Should I just ignore this and let it carry on with 2036 (which is correct), or do I need to do something about this?

Many thanks,

Charlie

Change History (7)

comment:1 Changed 13 months ago by charlie

Hi again,

Further to the above, I think my suite has worked and has successfully run to completion, despite the above problem and despite that 2035 postproc stage still being stuck on "retrying". In other words, the 2033 cycle appears to have run successfully, and has archived all of its 3 years onto JASMIN. Likewise the following cycle, 2036, again appears to have run successfully and has also archived everything to JASMIN. Given that the suite was always meant to end in August 2038, this is correct - I have checked everything on JASMIN, and all output up to August 2038 is present and correct. The actual suite, however, hasn't naturally stopped, because it's still trying to retry this weird 2035 postproc stage.

I'm guessing I can just shut down and kill the suite, given that everything I need appears to have been archived?
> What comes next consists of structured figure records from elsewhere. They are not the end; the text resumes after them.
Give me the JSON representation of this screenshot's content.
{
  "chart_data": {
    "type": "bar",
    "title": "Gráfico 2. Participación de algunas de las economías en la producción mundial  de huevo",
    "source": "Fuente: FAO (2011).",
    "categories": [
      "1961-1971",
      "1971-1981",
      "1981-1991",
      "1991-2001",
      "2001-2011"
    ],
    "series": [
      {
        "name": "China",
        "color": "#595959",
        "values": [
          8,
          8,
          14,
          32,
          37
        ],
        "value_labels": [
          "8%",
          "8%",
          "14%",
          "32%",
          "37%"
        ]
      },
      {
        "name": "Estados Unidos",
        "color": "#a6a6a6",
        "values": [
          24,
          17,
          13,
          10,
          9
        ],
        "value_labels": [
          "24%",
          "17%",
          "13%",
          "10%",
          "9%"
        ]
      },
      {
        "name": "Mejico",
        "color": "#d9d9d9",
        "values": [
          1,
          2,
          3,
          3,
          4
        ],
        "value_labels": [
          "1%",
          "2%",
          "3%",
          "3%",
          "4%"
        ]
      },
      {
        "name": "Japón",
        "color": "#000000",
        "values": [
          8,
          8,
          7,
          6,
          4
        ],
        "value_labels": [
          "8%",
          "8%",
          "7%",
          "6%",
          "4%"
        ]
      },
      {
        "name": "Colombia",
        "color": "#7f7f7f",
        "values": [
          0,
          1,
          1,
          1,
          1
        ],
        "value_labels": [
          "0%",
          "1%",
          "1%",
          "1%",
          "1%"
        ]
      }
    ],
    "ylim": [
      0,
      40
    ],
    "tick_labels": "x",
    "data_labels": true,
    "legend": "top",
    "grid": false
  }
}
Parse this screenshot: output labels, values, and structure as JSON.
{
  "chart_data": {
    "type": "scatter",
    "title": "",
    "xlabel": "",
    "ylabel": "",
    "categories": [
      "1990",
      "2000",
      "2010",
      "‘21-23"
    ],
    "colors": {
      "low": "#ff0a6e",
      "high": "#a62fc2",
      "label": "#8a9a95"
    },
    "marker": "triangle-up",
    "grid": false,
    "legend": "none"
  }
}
But that still doesn't explain why the problem (which turned out not to be a problem) happened in the first place?

Charlie

comment:2 Changed 13 months ago by grenville

Hi Charlie

We were waiting a little while to hear the outcome, which is as expected - the valid parts of the suite ran OK and the odd cycle is left in limbo. You can shut down the suite.

As to why the 2035 postproc task appeared - regrettably, we don't know.

Grenville

comment:3 Changed 13 months ago by charlie

Okay, thanks. Just another unsolved mystery with the UM?

comment:4 Changed 13 months ago by charlie

  • Resolution set to fixed
  • Status changed from new to closed

comment:5 Changed 12 months ago by charlie

Hi guys,

I appreciate I have already closed this ticket, however thought you might like to go that ALL of my other suites are also displaying the same error as above. In other words, as I said before I was running 4 suites at once: u-ay314, u-ba408, u-ba436 and u-ba437 - the first has finished, and the others are very nearly finished. However, again the last 3 are all displaying a weird 2035 cycle, which is again simply stuck on "retrying", which shouldn't be there in the first place. Just like last time, the 2036 cycle (which is the last one) is running and is looking like it will complete perfectly. But the 2035 cycle is still there, so this issue is clearly not a one-off!

Charlie

comment:6 Changed 12 months ago by ros

Hi Charlie,

I took another look at this and realised what's going on…. There is a specification in the suite.rc file for the suite to run a specific task rose_arch_wallclock only in the final cycle. Unfortunately the calculation to determine the final cycle time only works if the run length is a multiple of the cycle length. In your setup this was not the case so it incorrectly identifies the final cycle as 2035.

start year (1988) + run length (50 years) - cycle length (3) ⇒ 2035

Mystery solved!
Cheers,
Ros.

comment:7 Changed 12 months ago by charlie

Okay, understood, many thanks.

Note: See TracTickets for help on using tickets.